Colin iba vestido de andar por casa. No llevaba camiseta y se había puesto unos vaqueros y botas de motorista. Unas gafas de sol de espejo protegían sus ojos del áspero resplandor del día.
—Los domingos son un fastidio, así que descanso —le estaba contando a Neal—. Demasiados ciudadanos en la calle y los policías no quieren verte por en medio. Aunque la noche del domingo está bien.
—Debería irme yendo —dijo Neal bostezando.
—¿Para qué?
—El trabajo.
Colin se estiró como un gato.
—Para que luego hablen del zorro y las gallinas.
—En estos casos no me la juego.
—Una lástima.
—¿Acaso estafas tú a tus clientes?
—Nunca.
Permanecieron sentados un rato en silencio. Neal pensó en lo que estaba tramando, después intentó no pensar más en ello. Le hacía sentirse un miserable.
—¿Mueves mucha mandanga, Colin?
—No demasiada. Un poco de hachís, un poco de coca…
—¿Heroína?
—No. No es que me importe, pero… la tela, colega, la tela. —Colin se frotó el pulgar contra los demás dedos, el signo universal del dinero—. Para entrar en el negocio del jaco necesitas un buen montón de vil metal.
—¿Y las chicas?
—¿Qué es esto, la BBC?
—Solo estamos conversando.
—Tengo un par de amigas que prefieren cobrar a cambio. Yo solo obtengo una tarifa de intermediario.
Ya, yo también cobro tarifa de intermediario, pensó Neal. Por así decirlo.
Colin echó la cabeza hacia atrás para recibir mejor los rayos.
—Yo aún era un mocoso cuando la movida hippie. Paz, amor, todas esas mierdas. Los putos Beatles con su gurú indio. Los putos sitares…
—Y que lo digas.
—Esto del punk… afirma que el mundo es una mierda. Bebe, colócate, date el gusto. Es lo único que hay. Cosas tan bellas me gustan a mí…
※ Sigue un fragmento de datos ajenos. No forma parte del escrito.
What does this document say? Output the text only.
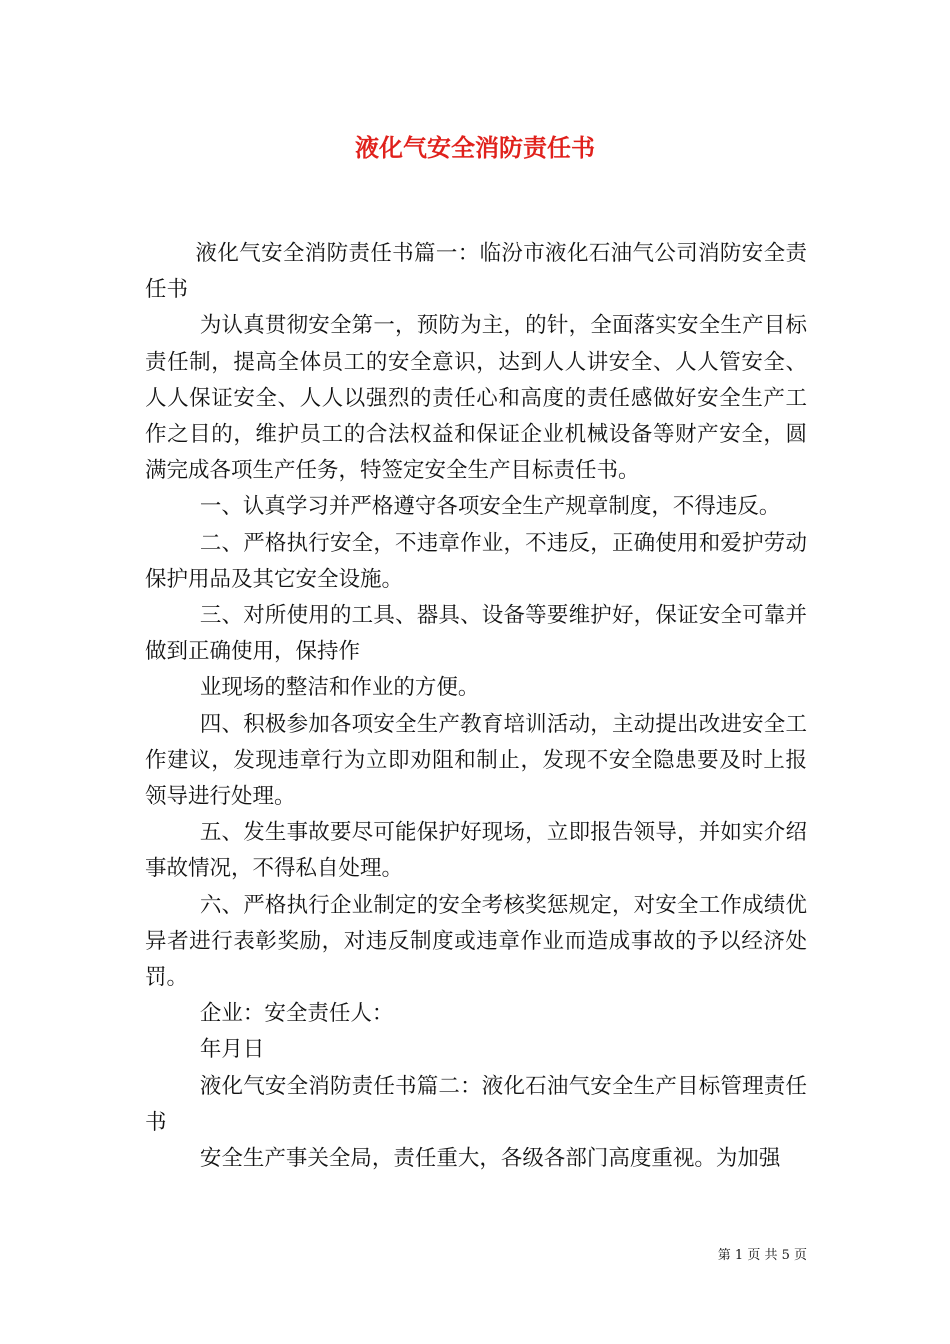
液化气安全消防责任书

液化气安全消防责任书篇一：临汾市液化石油气公司消防安全责任书

为认真贯彻安全第一，预防为主，的针，全面落实安全生产目标责任制，提高全体员工的安全意识，达到人人讲安全、人人管安全、人人保证安全、人人以强烈的责任心和高度的责任感做好安全生产工作之目的，维护员工的合法权益和保证企业机械设备等财产安全，圆满完成各项生产任务，特签定安全生产目标责任书。

一、认真学习并严格遵守各项安全生产规章制度，不得违反。

二、严格执行安全，不违章作业，不违反，正确使用和爱护劳动保护用品及其它安全设施。

三、对所使用的工具、器具、设备等要维护好，保证安全可靠并做到正确使用，保持作

业现场的整洁和作业的方便。

四、积极参加各项安全生产教育培训活动，主动提出改进安全工作建议，发现违章行为立即劝阻和制止，发现不安全隐患要及时上报领导进行处理。

五、发生事故要尽可能保护好现场，立即报告领导，并如实介绍事故情况，不得私自处理。

六、严格执行企业制定的安全考核奖惩规定，对安全工作成绩优异者进行表彰奖励，对违反制度或违章作业而造成事故的予以经济处罚。

企业：安全责任人：

年月日

液化气安全消防责任书篇二：液化石油气安全生产目标管理责任书

安全生产事关全局，责任重大，各级各部门高度重视。为加强

第 1 页 共 5 页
—Acabamos de volver de unas vacaciones en Francia —dijo Colin—. Hemos bebido, nos hemos colocado y nos hemos dado el gusto en un sitio distinto.
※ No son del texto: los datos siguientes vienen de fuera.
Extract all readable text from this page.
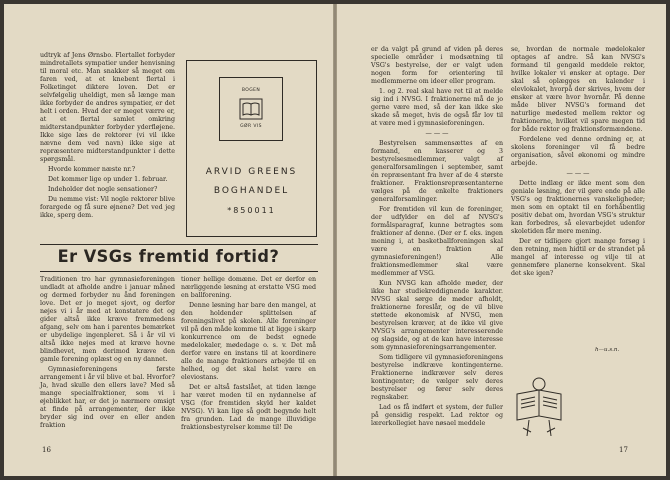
udtryk af Jens Ørnsbo. Flertallet forbyder mindretallets sympatier under henvisning til moral etc. Man snakker så meget om faren ved, at et knebent flertal i Folketinget diktere loven. Det er selvfølgelig uheldigt, men så længe man ikke forbyder de andres sympatier, er det helt i orden. Hvad der er meget værre er, at et flertal samlet omkring midterstandpunkter forbyder yderfløjene. Ikke sige læs de rektorer (vi vil ikke nævne dem ved navn) ikke sige at repræsentere midterstandpunkter i dette spørgsmål.

Hvorde kommer næste nr.?

Det kommer lige op under 1. februar.

Indeholder det nogle sensationer?

Du nemme vist: Vil nogle rektorer blive forargede og få sure øjnene? Det ved jeg ikke, sperg dem.

BOGEN
GØR VIS
ARVID GREENS
BOGHANDEL
*850011
Er VSGs fremtid fortid?

Traditionen tro har gymnasieforeningen undladt at afholde andre i januar måned og dermed forbyder nu ånd foreningen love. Det er jo meget sjovt, og derfor nøjes vi i år med at konstatere det og gider altså ikke kræve fremmedens afgang, selv om han i parentes bemærket er ubydelige ingenpleret. Så i år vil vi altså ikke nøjes med at kræve hovne blindhevet, men derimod kræve den gamle forening oplæst og en ny dannet.

Gymnasieforeningens første arrangement i år vil blive et bal. Hvorfor? Ja, hvad skulle den ellers lave? Med så mange specialfraktioner, som vi i øjeblikket har, er det jo nærmere omsigt at finde på arrangementer, der ikke bryder sig ind over en eller anden fraktion

tioner hellige domæne. Det er derfor en nærliggende løsning at erstatte VSG med en ballforening.

Denne løsning har bare den mangel, at den holdender splittelsen af foreningslivet på skolen. Alle foreninger vil på den måde komme til at ligge i skarp konkurrence om de bedst egnede mødelokaler, mødedage o. s. v. Det må derfor være en instans til at koordinere alle de mange fraktioners arbejde til en helhed, og det skal helst være en eleviostans.

Det er altså fastslået, at tiden længe har været moden til en nydannelse af VSG (for fremtiden skyld her kaldet NVSG). Vi kan lige så godt begynde helt fra grunden. Lad de mange illuvidige fraktionsbestyrelser komme til! De

16

er da valgt på grund af viden på deres specielle områder i modsætning til VSG's bestyrelse, der er valgt uden nogen form for orientering til medlemmerne om ideer eller program.

1. og 2. real skal have ret til at melde sig ind i NVSG. I fraktionerne må de jo gerne være med, så der kan ikke ske skade så meget, hvis de også får lov til at være med i gymnasieforeningen.

— — —

Bestyrelsen sammensættes af en formand, en kasserer og 3 bestyrelsesmedlemmer, valgt af generalforsamlingen i september, samt én repræsentant fra hver af de 4 største fraktioner. Fraktionsrepræsentanterne vælges på de enkelte fraktioners generalforsamlinger.

For fremtiden vil kun de foreninger, der udfylder en del af NVSG's formålsparagraf, kunne betragtes som fraktioner af denne. (Der er f. eks. ingen mening i, at basketballforeningen skal være en fraktion af gymnasieforeningen!) Alle fraktionsmedlemmer skal være medlemmer af VSG.

Kun NVSG kan afholde møder, der ikke har studiekreddignende karakter. NVSG skal sørge de møder afholdt, fraktionerne foreslår, og de vil blive støttede økonomisk af NVSG, men bestyrelsen kræver, at de ikke vil give NVSG's arrangementer interesserende og slagside, og at de kan have interesse som gymnasieforeningsarrangementer.

Som tidligere vil gymnasieforeningens bestyrelse indkræve kontingenterne. Fraktionerne indkræver selv deres kontingenter; de vælger selv deres bestyrelser og fører selv deres regnskaber.

Lad os få indført et system, der fuller på gensidig respekt. Lad rektor og lærerkollegiet have nøsael meddele

se, hvordan de normale mødelokaler optages af andre. Så kan NVSG's formand til gengæld meddele rektor, hvilke lokaler vi ønsker at optage. Der skal så oplægges en kalender i elevlokalet, hvorpå der skrives, hvem der ønsker at være hvor hvornår. På denne måde bliver NVSG's formand det naturlige mødested mellem rektor og fraktionerne, hvilket vil spare megen tid for både rektor og fraktionsformændene.

Fordelene ved denne ordning er, at skolens foreninger vil få bedre organisation, såvel økonomi og mindre arbejde.

— — —

Dette indlæg er ikke ment som den geniale løsning, der vil gøre ende på alle VSG's og fraktionernes vanskeligheder; men som en optakt til en forhåbentlig positiv debat om, hvordan VSG's struktur kan forbedres, så elevarbejdet udenfor skoletiden får mere mening.

Der er tidligere gjort mange forsøg i den retning, men hidtil er de strandet på mangel af interesse og vilje til at gennemføre planerne konsekvent. Skal det ske igen?

h—u.s.n.
17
¿Ah, sí? ¿Ah, sí? Neal no tardó ni un instante en asimilar aquello. ¡Así que los héroes del proletariado estabais en alguna playa francesa mientras yo me pelaba las pelotas sudando en el main drag buscándoos!
—Colin, tú aspiras a la clase media.
—Aspiro a acumular una cantidad indecente de pasta.
—¿Sí?
—Como lo oyes.
—A lo mejor sé dónde podrías conseguirla.
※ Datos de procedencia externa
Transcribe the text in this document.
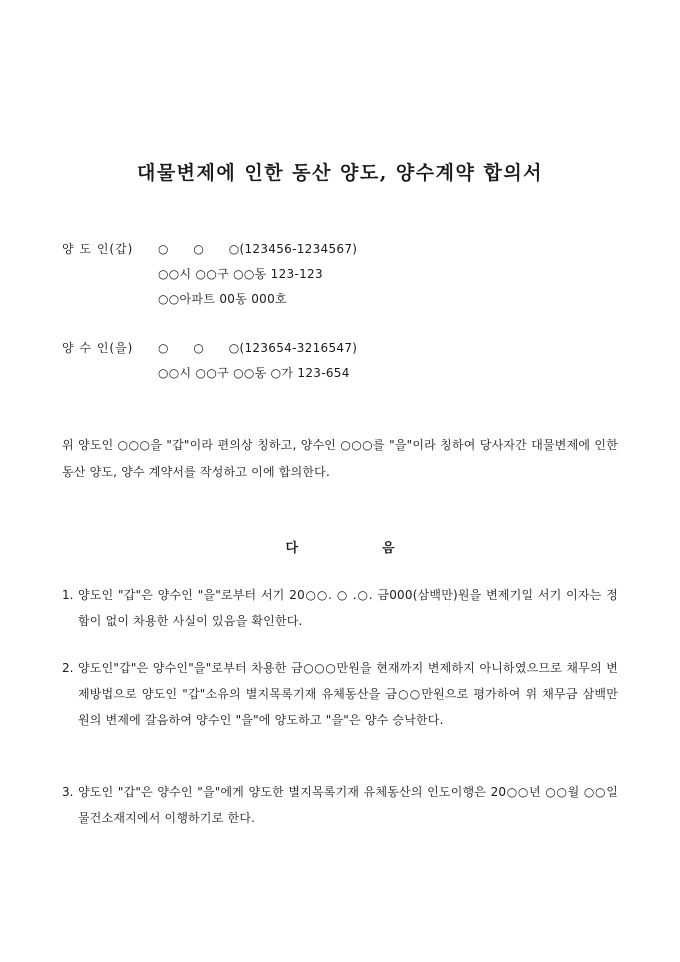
대물변제에 인한 동산 양도, 양수계약 합의서
양 도 인(갑)	○　　○　　○(123456-1234567)
○○시 ○○구 ○○동 123-123
○○아파트 00동 000호
양 수 인(을)	○　　○　　○(123654-3216547)
○○시 ○○구 ○○동 ○가 123-654
위 양도인 ○○○을 "갑"이라 편의상 칭하고, 양수인 ○○○를 "을"이라 칭하여 당사자간 대물변제에 인한 동산 양도, 양수 계약서를 작성하고 이에 합의한다.
다	음
1. 양도인 "갑"은 양수인 "을"로부터 서기 20○○. ○ .○. 금000(삼백만)원을 변제기일 서기 이자는 정함이 없이 차용한 사실이 있음을 확인한다.
2. 양도인"갑"은 양수인"을"로부터 차용한 금○○○만원을 현재까지 변제하지 아니하였으므로 채무의 변제방법으로 양도인 "갑"소유의 별지목록기재 유체동산을 금○○만원으로 평가하여 위 채무금 삼백만원의 변제에 갈음하여 양수인 "을"에 양도하고 "을"은 양수 승낙한다.
3. 양도인 "갑"은 양수인 "을"에게 양도한 별지목록기재 유체동산의 인도이행은 20○○년 ○○월 ○○일 물건소재지에서 이행하기로 한다.
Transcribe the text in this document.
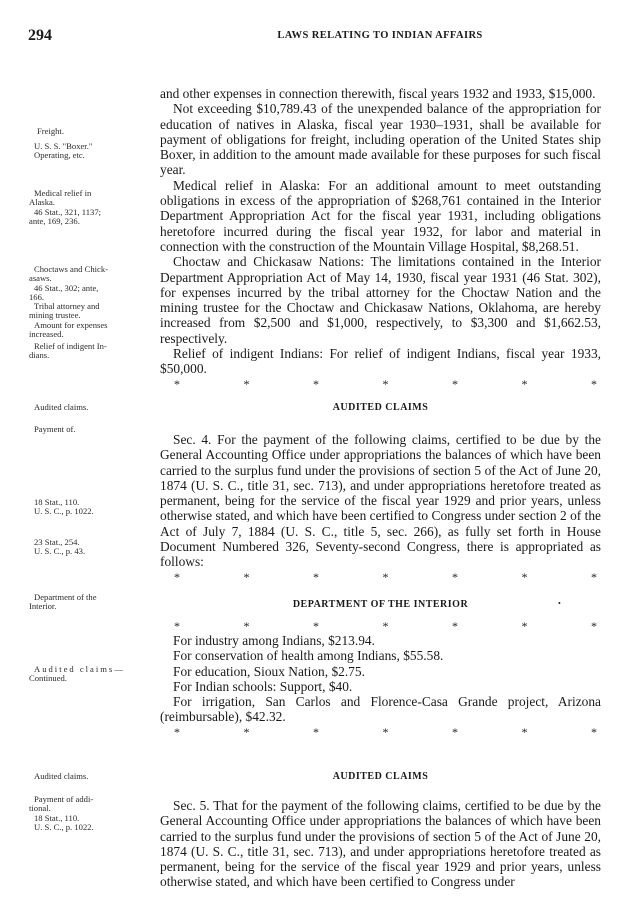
294	LAWS RELATING TO INDIAN AFFAIRS

and other expenses in connection therewith, fiscal years 1932 and 1933, $15,000.

Not exceeding $10,789.43 of the unexpended balance of the appropriation for education of natives in Alaska, fiscal year 1930–1931, shall be available for payment of obligations for freight, including operation of the United States ship Boxer, in addition to the amount made available for these purposes for such fiscal year.

Medical relief in Alaska: For an additional amount to meet outstanding obligations in excess of the appropriation of $268,761 contained in the Interior Department Appropriation Act for the fiscal year 1931, including obligations heretofore incurred during the fiscal year 1932, for labor and material in connection with the construction of the Mountain Village Hospital, $8,268.51.

Choctaw and Chickasaw Nations: The limitations contained in the Interior Department Appropriation Act of May 14, 1930, fiscal year 1931 (46 Stat. 302), for expenses incurred by the tribal attorney for the Choctaw Nation and the mining trustee for the Choctaw and Chickasaw Nations, Oklahoma, are hereby increased from $2,500 and $1,000, respectively, to $3,300 and $1,662.53, respectively.

Relief of indigent Indians: For relief of indigent Indians, fiscal year 1933, $50,000.

*	*	*	*	*	*	*
AUDITED CLAIMS

Sec. 4. For the payment of the following claims, certified to be due by the General Accounting Office under appropriations the balances of which have been carried to the surplus fund under the provisions of section 5 of the Act of June 20, 1874 (U. S. C., title 31, sec. 713), and under appropriations heretofore treated as permanent, being for the service of the fiscal year 1929 and prior years, unless otherwise stated, and which have been certified to Congress under section 2 of the Act of July 7, 1884 (U. S. C., title 5, sec. 266), as fully set forth in House Document Numbered 326, Seventy-second Congress, there is appropriated as follows:

*	*	*	*	*	*	*
DEPARTMENT OF THE INTERIOR	•
*	*	*	*	*	*	*

For industry among Indians, $213.94.

For conservation of health among Indians, $55.58.

For education, Sioux Nation, $2.75.

For Indian schools: Support, $40.

For irrigation, San Carlos and Florence-Casa Grande project, Arizona (reimbursable), $42.32.

*	*	*	*	*	*	*
AUDITED CLAIMS

Sec. 5. That for the payment of the following claims, certified to be due by the General Accounting Office under appropriations the balances of which have been carried to the surplus fund under the provisions of section 5 of the Act of June 20, 1874 (U. S. C., title 31, sec. 713), and under appropriations heretofore treated as permanent, being for the service of the fiscal year 1929 and prior years, unless otherwise stated, and which have been certified to Congress under

Freight.
U. S. S. "Boxer."
Operating, etc.
Medical relief in
Alaska.
46 Stat., 321, 1137;
ante, 169, 236.
Choctaws and Chick-
asaws.
46 Stat., 302; ante,
166.
Tribal attorney and
mining trustee.
Amount for expenses
increased.
Relief of indigent In-
dians.
Audited claims.
Payment of.
18 Stat., 110.
U. S. C., p. 1022.
23 Stat., 254.
U. S. C., p. 43.
Department of the
Interior.
Audited claims—
Continued.
Audited claims.
Payment of addi-
tional.
18 Stat., 110.
U. S. C., p. 1022.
Se produjo lo que podríamos calificar de silencio significativo.
—¿Dónde?
Neal volvió a apoyar las cuatro patas de la silla en el suelo, dejó la taza sobre la barandilla y se levantó. Se estiró y bostezó.
—Hablaremos.
Palmeó a Colin en la cabeza y se marchó.
Déjales siempre con ganas de más, pensó.